Outdoor enthusiasts need to be aware of early ice conditions before traveling onto and across North Dakota waters.
A few reminders include:
- Edges firm up faster than farther out from shore.
- Snow insulates ice, which in turn inhibits solid ice formation, hiding cracks, weak and open water areas.
- Ice can form overnight, causing unstable conditions. Ice thickness is not consistent, as it can vary significantly within a few inches.
- Avoid cracks, pressure ridges, slushy or darker areas that signal thinner ice. The same goes for ice that forms around partially submerged trees, brush, embankments or other structures.
- Anglers should drill test holes as they make their way out on the lake, and an ice chisel should be used to check ice thickness while moving around.
- Daily temperature changes cause ice to expand and contract, affecting its strength.
- The following minimums are recommended for travel on clear-blue lake ice formed under ideal conditions.
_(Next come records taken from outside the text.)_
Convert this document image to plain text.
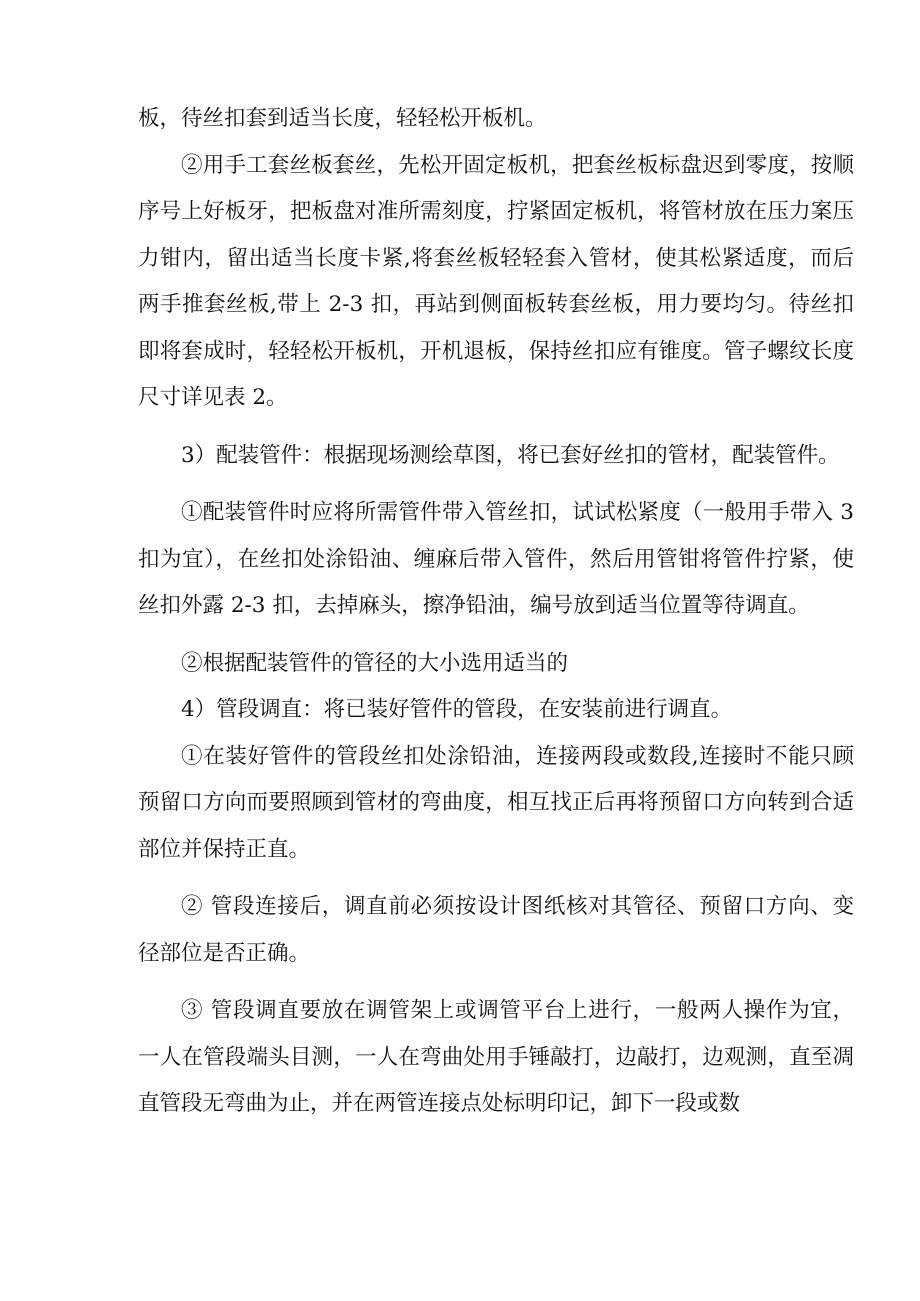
板，待丝扣套到适当长度，轻轻松开板机。

②用手工套丝板套丝，先松开固定板机，把套丝板标盘迟到零度，按顺序号上好板牙，把板盘对准所需刻度，拧紧固定板机，将管材放在压力案压力钳内，留出适当长度卡紧,将套丝板轻轻套入管材，使其松紧适度，而后两手推套丝板,带上 2-3 扣，再站到侧面板转套丝板，用力要均匀。待丝扣即将套成时，轻轻松开板机，开机退板，保持丝扣应有锥度。管子螺纹长度尺寸详见表 2。

3）配装管件：根据现场测绘草图，将已套好丝扣的管材，配装管件。

①配装管件时应将所需管件带入管丝扣，试试松紧度（一般用手带入 3 扣为宜），在丝扣处涂铅油、缠麻后带入管件，然后用管钳将管件拧紧，使丝扣外露 2-3 扣，去掉麻头，擦净铅油，编号放到适当位置等待调直。

②根据配装管件的管径的大小选用适当的

4）管段调直：将已装好管件的管段，在安装前进行调直。

①在装好管件的管段丝扣处涂铅油，连接两段或数段,连接时不能只顾预留口方向而要照顾到管材的弯曲度，相互找正后再将预留口方向转到合适部位并保持正直。

② 管段连接后，调直前必须按设计图纸核对其管径、预留口方向、变径部位是否正确。

③ 管段调直要放在调管架上或调管平台上进行，一般两人操作为宜，一人在管段端头目测，一人在弯曲处用手锤敲打，边敲打，边观测，直至凋直管段无弯曲为止，并在两管连接点处标明印记，卸下一段或数
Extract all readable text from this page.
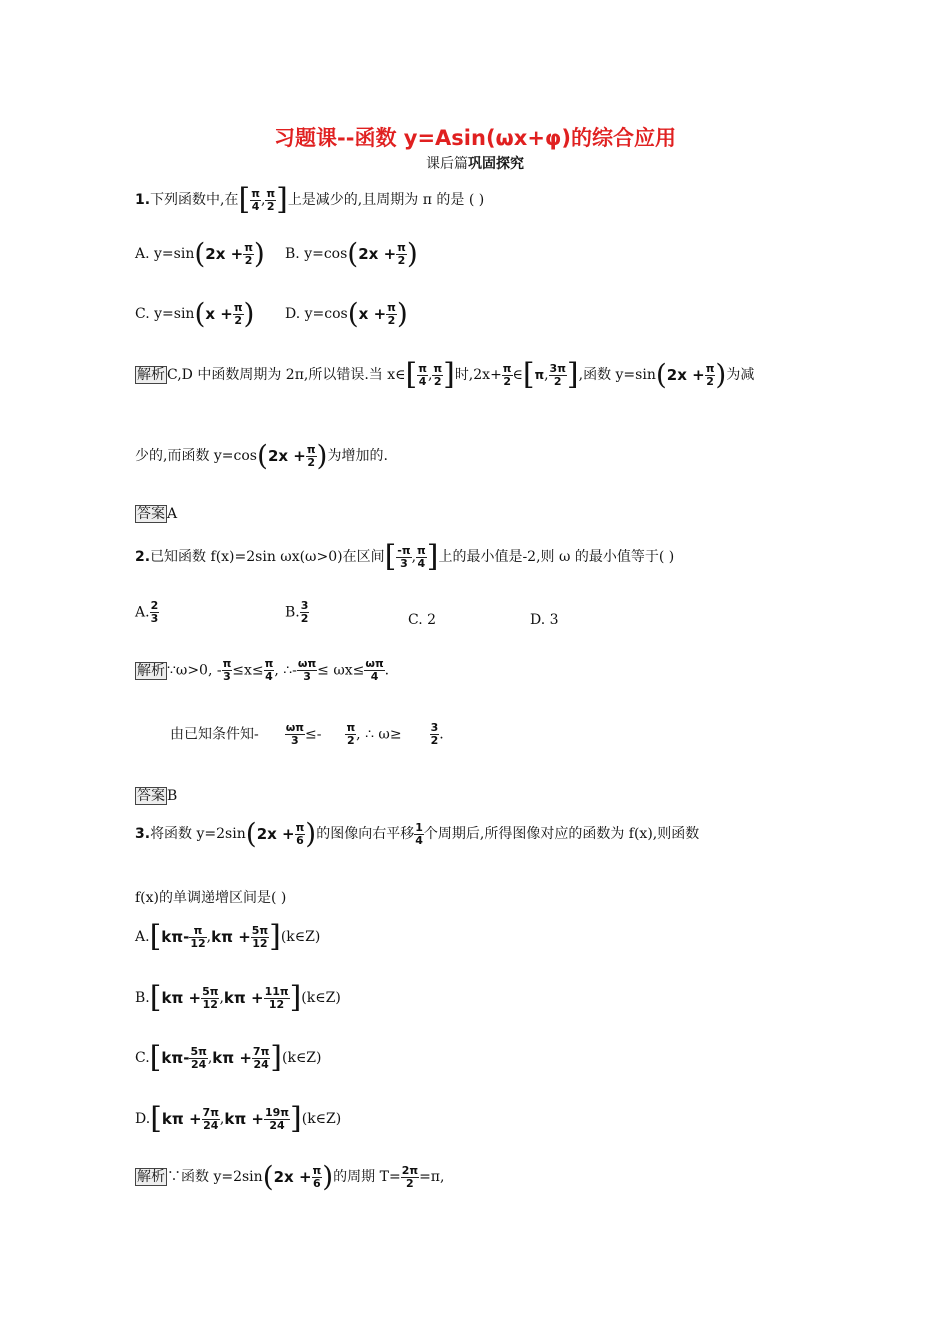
习题课--函数 y=Asin(ωx+φ)的综合应用
课后篇巩固探究
1.下列函数中,在[ $\frac{\pi}{4}$ , $\frac{\pi}{2}$ ]上是减少的,且周期为 π 的是 ( )
A. $y=\sin(2x + \frac{\pi}{2}$ ) B. $y=\cos(2x + \frac{\pi}{2}$ )
C. $y=\sin(x + \frac{\pi}{2}$ ) D. $y=\cos(x + \frac{\pi}{2}$ )
解析 C,D 中函数周期为 2π,所以错误.当 x∈[ $\frac{\pi}{4}$ , $\frac{\pi}{2}$ ]时$,2x+ \frac{\pi}{2}$ ∈[π, $\frac{3\pi}{2}$ ],函数 $y=\sin(2x + \frac{\pi}{2}$ )为减
少的,而函数 $y=\cos(2x + \frac{\pi}{2}$ )为增加的.
答案 A
2.已知函数 f(x)=2sin ωx(ω>0)在区间[ $\frac{-\pi}{3}$ , $\frac{\pi}{4}$ ]上的最小值是-2,则 ω 的最小值等于( )
A. $\frac{2}{3}$	B. $\frac{3}{2}$	C. 2	D. 3
解析 ∵ω>0, - $\frac{\pi}{3} \le x\le \frac{\pi}{4}$ , ∴- $\frac{\omega\pi}{3} \le \omega x\le \frac{\omega\pi}{4}$ .
由已知条件知- $\frac{\omega\pi}{3} \le- \frac{\pi}{2}$ , ∴ ω≥	$\frac{3}{2}$ .
答案 B
3.将函数 $y=2\sin(2x + \frac{\pi}{6}$ )的图像向右平移 $\frac{1}{4}$ 个周期后,所得图像对应的函数为 f(x),则函数
f(x)的单调递增区间是( )
$A.[k\pi- \frac{\pi}{12} ,k\pi + \frac{5\pi}{12}$ ](k∈Z)
$B.[k\pi + \frac{5\pi}{12} ,k\pi + \frac{11\pi}{12}$ ](k∈Z)
$C.[k\pi- \frac{5\pi}{24} ,k\pi + \frac{7\pi}{24}$ ](k∈Z)
$D.[k\pi + \frac{7\pi}{24} ,k\pi + \frac{19\pi}{24}$ ](k∈Z)
解析 ∵函数 $y=2\sin(2x + \frac{\pi}{6}$ )的周期 $T= \frac{2\pi}{2} =\pi$,
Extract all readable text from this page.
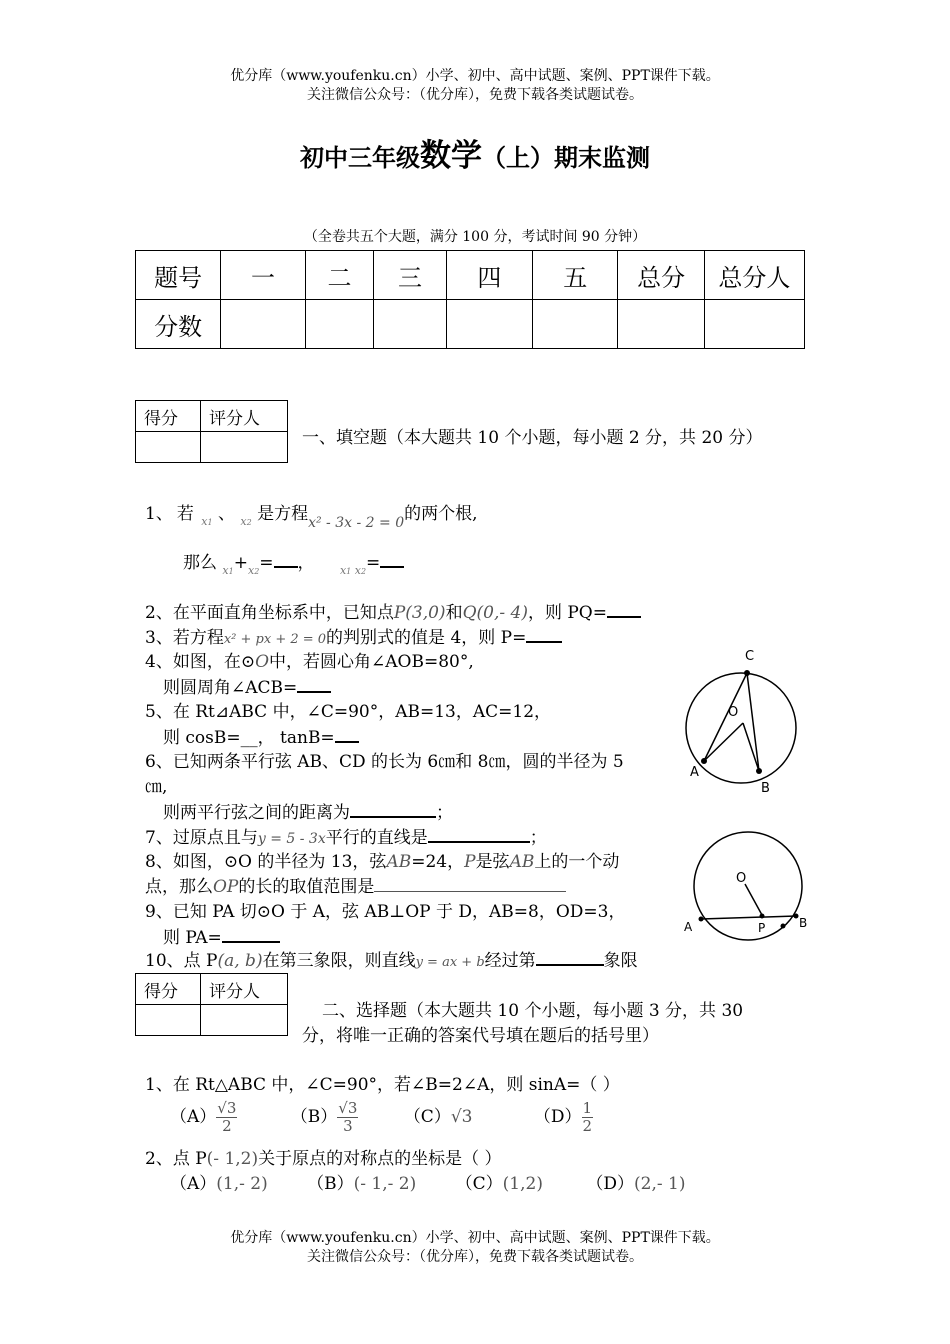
优分库（www.youfenku.cn）小学、初中、高中试题、案例、PPT课件下载。
关注微信公众号：（优分库），免费下载各类试题试卷。
初中三年级数学（上）期末监测
（全卷共五个大题，满分 100 分，考试时间 90 分钟）
题号	一	二	三	四	五	总分	总分人
分数							
得分	评分人

一、填空题（本大题共 10 个小题，每小题 2 分，共 20 分）
1、 若 $_{x1}$ 、 $_{x2}$ 是方程$_{x^2 - 3x - 2 = 0}$的两个根,
那么 $_{x1}+_{x2}=$ ， $_{x1 x2}$=
2、在平面直角坐标系中，已知点P(3,0)和Q(0,- 4)，则 PQ=
3、若方程x² + px + 2 = 0的判别式的值是 4，则 P=
4、如图，在⊙O中，若圆心角∠AOB=80°,
则圆周角∠ACB=
5、在 Rt⊿ABC 中，∠C=90°，AB=13，AC=12，
则 cosB=__， tanB=
6、已知两条平行弦 AB、CD 的长为 6㎝和 8㎝，圆的半径为 5
㎝,
则两平行弦之间的距离为	；
7、过原点且与y = 5 - 3x平行的直线是	；
8、如图，⊙O 的半径为 13，弦AB=24，P是弦AB上的一个动
点，那么OP的长的取值范围是
9、已知 PA 切⊙O 于 A，弦 AB⊥OP 于 D，AB=8，OD=3，
则 PA=
10、点 P(a, b)在第三象限，则直线y = ax + b经过第	象限
得分	评分人

二、选择题（本大题共 10 个小题，每小题 3 分，共 30
分，将唯一正确的答案代号填在题后的括号里）
1、在 Rt△ABC 中，∠C=90°，若∠B=2∠A，则 sinA=（ ）
$(A) \frac{√3}{2}$	$(B) \frac{√3}{3}$	（C）√3	$(D) \frac{1}{2}$
2、点 P(- 1,2)关于原点的对称点的坐标是（ ）
（A）(1,- 2) （B）(- 1,- 2) （C）(1,2)	（D）(2,- 1)
C
O
A
B
O
A	P	B
优分库（www.youfenku.cn）小学、初中、高中试题、案例、PPT课件下载。
关注微信公众号：（优分库），免费下载各类试题试卷。
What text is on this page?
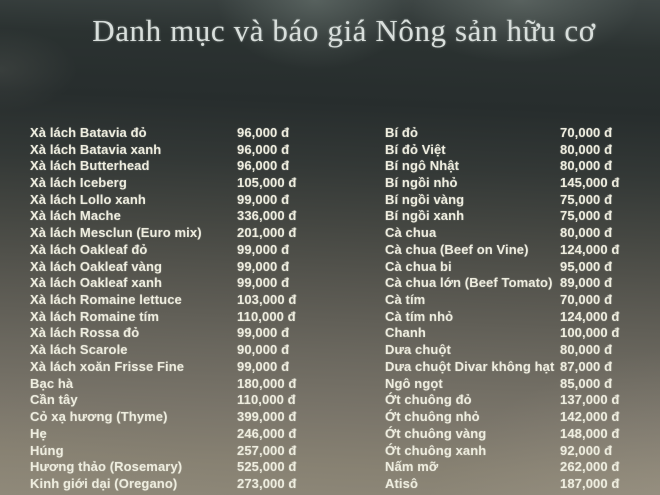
Danh mục và báo giá Nông sản hữu cơ
Xà lách Batavia đỏ	96,000 đ
Xà lách Batavia xanh	96,000 đ
Xà lách Butterhead	96,000 đ
Xà lách Iceberg	105,000 đ
Xà lách Lollo xanh	99,000 đ
Xà lách Mache	336,000 đ
Xà lách Mesclun (Euro mix)	201,000 đ
Xà lách Oakleaf đỏ	99,000 đ
Xà lách Oakleaf vàng	99,000 đ
Xà lách Oakleaf xanh	99,000 đ
Xà lách Romaine lettuce	103,000 đ
Xà lách Romaine tím	110,000 đ
Xà lách Rossa đỏ	99,000 đ
Xà lách Scarole	90,000 đ
Xà lách xoăn Frisse Fine	99,000 đ
Bạc hà	180,000 đ
Cần tây	110,000 đ
Cỏ xạ hương (Thyme)	399,000 đ
Hẹ	246,000 đ
Húng	257,000 đ
Hương thảo (Rosemary)	525,000 đ
Kinh giới dại (Oregano)	273,000 đ
Bí đỏ	70,000 đ
Bí đỏ Việt	80,000 đ
Bí ngô Nhật	80,000 đ
Bí ngồi nhỏ	145,000 đ
Bí ngồi vàng	75,000 đ
Bí ngồi xanh	75,000 đ
Cà chua	80,000 đ
Cà chua (Beef on Vine)	124,000 đ
Cà chua bi	95,000 đ
Cà chua lớn (Beef Tomato) 89,000 đ
Cà tím	70,000 đ
Cà tím nhỏ	124,000 đ
Chanh	100,000 đ
Dưa chuột	80,000 đ
Dưa chuột Divar không hạt 87,000 đ
Ngô ngọt	85,000 đ
Ớt chuông đỏ	137,000 đ
Ớt chuông nhỏ	142,000 đ
Ớt chuông vàng	148,000 đ
Ớt chuông xanh	92,000 đ
Nấm mỡ	262,000 đ
Atisô	187,000 đ
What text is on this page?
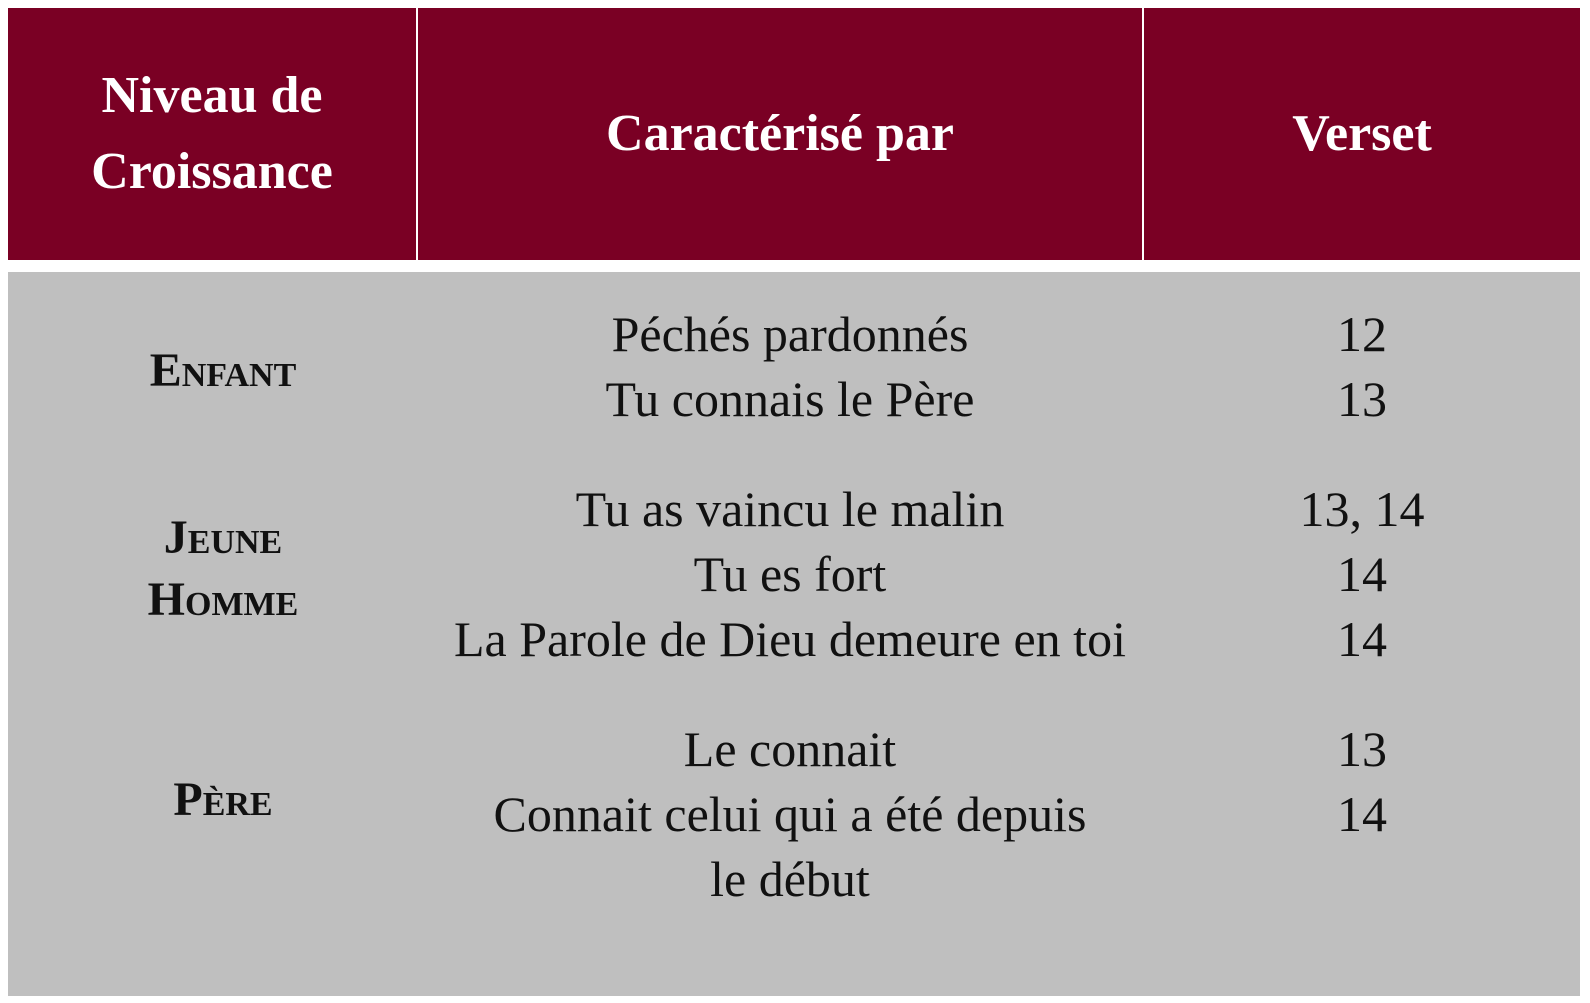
Niveau de
Croissance
Caractérisé par	Verset
Enfant
Péchés pardonnés
Tu connais le Père
12
13
Jeune
Homme
Tu as vaincu le malin
Tu es fort
La Parole de Dieu demeure en toi
13, 14
14
14
Père
Le connait
Connait celui qui a été depuis
le début
13
14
However, early in winter it’s a good idea to double these figures to be safe: 4 inches for a group walking single file; 6 inches for a snowmobile or all-terrain vehicle; 8-12 inches for an automobile; and 12-15 inches for a pickup/truck.
And some life-saving safety tips:
- Wear a personal flotation device and carry a cell phone.
- Carry ice picks or a set of screwdrivers to pull yourself back on the ice if you fall through.
- If someone breaks through the ice, call 911 immediately. Rescue attempts should employ a long pole, board, rope, blanket or snowmobile suit. If that’s not possible, throw the victim a life jacket, empty water jug or other buoyant object. Go to the victim as a last resort, but do this by forming a human chain where rescuers lie on the ice with each person holding the feet of the person in front.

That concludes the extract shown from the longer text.